Pendant qu’il disait ces choses, ils étaient sortis du palais. Ils se trouvaient de nouveau dans la rue, la rue ardente d’Italie, silencieuse presque, où il n’y a pas de trottoirs, où le flot roule sur les dalles, et là ils se sentaient tout à fait seuls. Ils se tenaient encore par la main. Plus tard, ils se souvinrent qu’ils avaient croisé un régiment — la guerre venait d’éclater entre l’Italie et l’Autriche — , que la foule jetait des fleurs, qu’il y avait des fleurs et des feuilles dans le canon des fusils. Pierre avait parlé, à voix haute, comme à lui-même :

— Ce peuple est passion, tout entier. Il définit la vie même. Sans lui, on ne comprendrait rien. On le dit peu militaire. C’est possible. Pourtant il se bat. C’est qu’il est passion. C’est qu’il porte en lui la guerre, même quand il ne l’aime pas, même quand il ne la veut pas, même quand il ne la fait pas.

Ils avaient suivi les rives du Tibre, traversé le Monte-Citorio, gagné la place Colonna. Devant la colonne Trajane que dorait la lumière déclinante, une jeune femme chantait. Ils s’arrêtèrent, toujours se tenant par la main. Elle chantait une chanson d’amour, banale probablement, mais ils ne le surent pas. Elle était presque immobile, les bras pendants. Son visage, osseux, accentué, était levé, le menton en avant, pour que la voix sortît plus forte. Elle était profonde, cette voix, très pure, avec des accents dramatiques, des déchirements rauques, de larges ondes frémissantes qui semblaient une eau souterraine émergeant d’une terre en feu. La lumière du soir sculptait d’ombres et de lueurs le masque tragique. La bouche s’ouvrait toute noire, les joues, le front luisaient comme un marbre caressé de flamme, les yeux sombres brûlaient au fond des orbites immenses dont les ténèbres noyaient les bords.

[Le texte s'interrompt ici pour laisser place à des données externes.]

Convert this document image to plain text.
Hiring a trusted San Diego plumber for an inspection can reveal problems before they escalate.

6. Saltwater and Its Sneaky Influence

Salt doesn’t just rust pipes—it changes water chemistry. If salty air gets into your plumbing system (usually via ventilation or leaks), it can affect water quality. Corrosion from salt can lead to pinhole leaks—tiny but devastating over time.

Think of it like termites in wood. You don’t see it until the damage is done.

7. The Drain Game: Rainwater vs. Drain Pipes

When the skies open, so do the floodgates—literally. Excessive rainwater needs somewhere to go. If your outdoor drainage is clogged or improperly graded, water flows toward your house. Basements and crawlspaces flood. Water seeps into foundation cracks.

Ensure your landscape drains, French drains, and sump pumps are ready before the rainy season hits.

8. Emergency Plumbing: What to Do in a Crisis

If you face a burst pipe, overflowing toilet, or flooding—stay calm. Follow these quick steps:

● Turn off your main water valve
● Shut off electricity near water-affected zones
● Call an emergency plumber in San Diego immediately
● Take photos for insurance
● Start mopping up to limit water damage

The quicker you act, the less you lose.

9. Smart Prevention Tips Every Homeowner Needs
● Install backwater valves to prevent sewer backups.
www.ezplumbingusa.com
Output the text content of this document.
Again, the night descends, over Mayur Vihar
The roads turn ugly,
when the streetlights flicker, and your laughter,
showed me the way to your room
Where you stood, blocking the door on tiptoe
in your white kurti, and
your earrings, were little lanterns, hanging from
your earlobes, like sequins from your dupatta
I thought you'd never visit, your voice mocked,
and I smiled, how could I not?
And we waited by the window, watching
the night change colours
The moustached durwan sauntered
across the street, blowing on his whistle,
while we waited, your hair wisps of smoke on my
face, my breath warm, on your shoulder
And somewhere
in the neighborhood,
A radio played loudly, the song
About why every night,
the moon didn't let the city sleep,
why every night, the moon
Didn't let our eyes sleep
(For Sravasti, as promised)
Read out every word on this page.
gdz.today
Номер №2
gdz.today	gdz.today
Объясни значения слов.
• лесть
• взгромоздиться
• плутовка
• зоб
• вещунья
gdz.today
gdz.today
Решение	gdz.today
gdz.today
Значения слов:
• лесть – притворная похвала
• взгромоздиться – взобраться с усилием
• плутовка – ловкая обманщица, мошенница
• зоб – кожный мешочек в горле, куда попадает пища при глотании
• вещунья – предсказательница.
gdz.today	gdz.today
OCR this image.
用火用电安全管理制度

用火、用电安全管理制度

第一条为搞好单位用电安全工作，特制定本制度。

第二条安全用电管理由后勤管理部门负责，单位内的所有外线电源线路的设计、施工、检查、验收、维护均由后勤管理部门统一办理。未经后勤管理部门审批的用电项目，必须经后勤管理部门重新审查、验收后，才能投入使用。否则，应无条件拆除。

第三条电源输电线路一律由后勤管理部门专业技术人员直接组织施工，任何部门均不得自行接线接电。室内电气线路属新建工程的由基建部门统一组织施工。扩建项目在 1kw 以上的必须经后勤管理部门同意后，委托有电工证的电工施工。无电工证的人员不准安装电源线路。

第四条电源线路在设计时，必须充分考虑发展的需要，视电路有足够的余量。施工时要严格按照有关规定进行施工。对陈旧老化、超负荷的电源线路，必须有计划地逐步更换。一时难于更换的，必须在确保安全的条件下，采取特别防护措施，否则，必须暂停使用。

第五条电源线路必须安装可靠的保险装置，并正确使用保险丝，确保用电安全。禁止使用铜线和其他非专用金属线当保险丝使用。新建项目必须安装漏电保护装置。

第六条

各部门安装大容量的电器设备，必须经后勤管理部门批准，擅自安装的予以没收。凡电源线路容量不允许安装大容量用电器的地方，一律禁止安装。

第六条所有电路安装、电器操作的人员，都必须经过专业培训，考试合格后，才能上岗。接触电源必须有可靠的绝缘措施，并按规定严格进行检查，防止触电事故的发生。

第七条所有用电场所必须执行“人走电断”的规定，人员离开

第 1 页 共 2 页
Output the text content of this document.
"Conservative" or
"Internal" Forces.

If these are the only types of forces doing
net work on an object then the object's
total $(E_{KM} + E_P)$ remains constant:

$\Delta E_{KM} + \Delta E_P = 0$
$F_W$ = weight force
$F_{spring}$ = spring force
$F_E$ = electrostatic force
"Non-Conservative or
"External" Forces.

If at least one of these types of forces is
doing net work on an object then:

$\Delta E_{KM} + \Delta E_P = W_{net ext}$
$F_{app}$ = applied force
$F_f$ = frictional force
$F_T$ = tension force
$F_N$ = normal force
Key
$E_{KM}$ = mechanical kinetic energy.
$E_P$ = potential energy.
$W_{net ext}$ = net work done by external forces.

— Voyez, Clotilde ! Tout le malheur, toute la grandeur de l’homme éclatent dans ces traits. L’âme qui est au-dedans épouse la lumière au niveau des plans solides et des creux où l’obscurité s’accumule. Que de meurtres, que d’amours, que de sacrifices, que d’énergies intransigeantes, que d’orgueil, que d’épouvantes maternelles les hommes n’ont-ils pas entassés depuis cent mille ans pour que deux promeneurs puissent saisir, sur les traits d’une chanteuse, l’union indissoluble de la tragédie et de l’art… Nous sommes d’accord avec elle. Nous sommes faits des mêmes drames qu’elle. Elle et nous justifions la guerre. Les clartés et les ombres de son visage sont dans nos cœurs et le sien…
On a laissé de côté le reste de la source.